Das erste Zitat stammt aus "Die Kunst, kein Egoist zu sein", dem neuen Bestseller von Richard David Precht, Philosoph der Bahnhofsbuchhandlungen.
Das zweite Zitat stammt aus "Müdigkeitsgesellschaft", dem bildungsbürgerlichen Kleinbestseller von Byung-Chul Han, Philosoph der schlechten Laune.
Das dritte Zitat stammt aus "Der kommende Aufstand", und man kann praktisch jeden Satz aus diesem Buch nehmen, das ein französisches Kollektiv geschrieben hat, außer vielleicht den mit den Waffen und den mit Anschlägen auf Züge und den mit den brennenden Vorstädten, und jeder unserer braven deutschen Wutbürger würde ihn unterschreiben.
Das Denken ist das gleiche.
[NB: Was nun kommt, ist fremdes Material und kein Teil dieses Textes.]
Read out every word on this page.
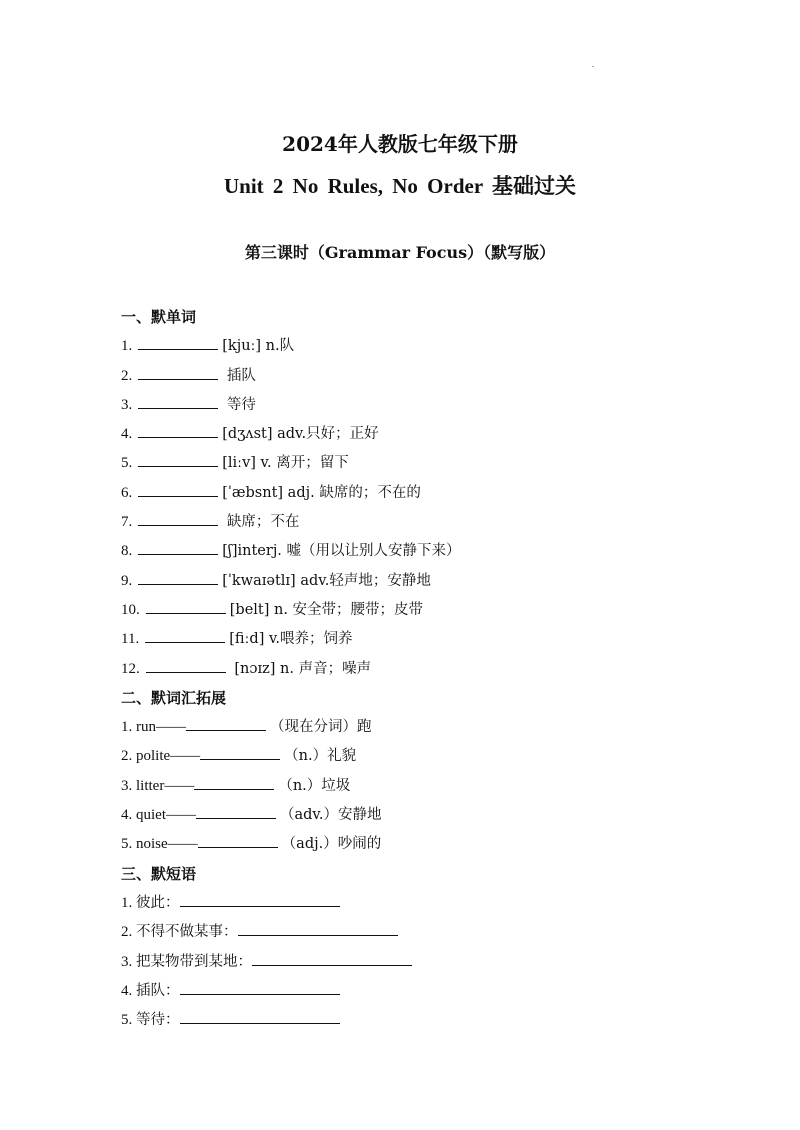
2024年人教版七年级下册
Unit 2 No Rules, No Order 基础过关
第三课时（Grammar Focus）（默写版）
一、默单词
1.	[kjuː] n.队
2.	插队
3.	等待
4.	[dʒʌst] adv.只好；正好
5.	[liːv] v. 离开；留下
6.	[ˈæbsnt] adj. 缺席的；不在的
7.	缺席；不在
8.	[ʃ]interj. 嘘（用以让别人安静下来）
9.	[ˈkwaɪətlɪ] adv.轻声地；安静地
10.	[belt] n. 安全带；腰带；皮带
11.	[fiːd] v.喂养；饲养
12.	[nɔɪz] n. 声音；噪声
二、默词汇拓展
1. run——	（现在分词）跑
2. polite——	（n.）礼貌
3. litter——	（n.）垃圾
4. quiet——	（adv.）安静地
5. noise——	（adj.）吵闹的
三、默短语
1. 彼此：
2. 不得不做某事：
3. 把某物带到某地：
4. 插队：
5. 等待：
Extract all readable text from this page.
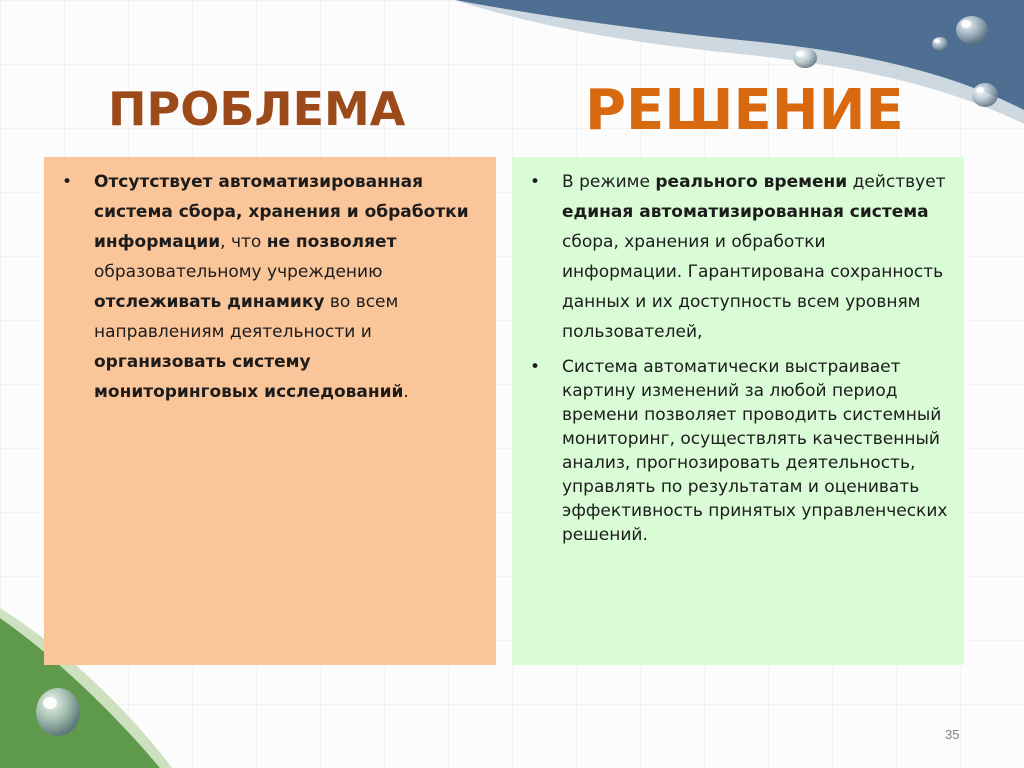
ПРОБЛЕМА	РЕШЕНИЕ

• Отсутствует автоматизированная система сбора, хранения и обработки информации, что не позволяет образовательному учреждению отслеживать динамику во всем направлениям деятельности и организовать систему мониторинговых исследований.

• В режиме реального времени действует единая автоматизированная система сбора, хранения и обработки информации. Гарантирована сохранность данных и их доступность всем уровням пользователей,

• Система автоматически выстраивает картину изменений за любой период времени позволяет проводить системный мониторинг, осуществлять качественный анализ, прогнозировать деятельность, управлять по результатам и оценивать эффективность принятых управленческих решений.

35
Der Ekel ist der gleiche. Die Wut ist die gleiche, und die Wahrheiten sind die gleichen, Wahrheiten, die immer sehr nah am antimodernistischen Allgemeinplatz sind.
Ja, das Internet macht uns dumm. Ja, die Leistungsgesellschaft macht uns krank. Ja, der Einzelne ist der Feind, und die Gemeinschaft ist gut. Ja, der Markt ist an allem schuld.
Der Bürger friert in der Welt des Geldes und der Egoisten
So zittert der Bürger, der doch sehr gut mit all dem lebt, das da um ihn herum und in ihm zerbricht. Er friert in dieser kalten Welt, die eine Welt des Geldes und der Egoisten ist. Und flüchtet, wohin sich deutsche Bürger immer flüchten, nach innen, wo es ruhig und heil ist.
Einerseits ist er zwar wütend. Andererseits ist er aber müde geworden, der Bürger. Nicht gut müde, sondern böse müde. Von der "Ich-Müdigkeit als Alleinmüdigkeit" spricht Han, eine "weltlose, weltvernichtende Müdigkeit" sei das, sprachlos, blicklos, entzweiend, so nennt Han das, der aus Südkorea stammt und in Karlsruhe Philosophie unterrichtet. Sein Gegner in dem schmalen Traktat, das einige Aufmerksamkeit in den Feuilletons erzeugte und sich ziemlich gut verkauft: die westliche Leistungsgesellschaft.
"Das spätmoderne animal laborans ist mit dem Ego bis knapp zum Zerreißen ausgestattet", schreibt Han und kommt zu dem romantisch selbstverleugnenden Schluss: "Wenn man seine Individualität aufgäbe und im Gattungsprozess ganz aufginge, hätte man zumindest die Gelassenheit eines Tieres."
Wie jetzt bitte genau?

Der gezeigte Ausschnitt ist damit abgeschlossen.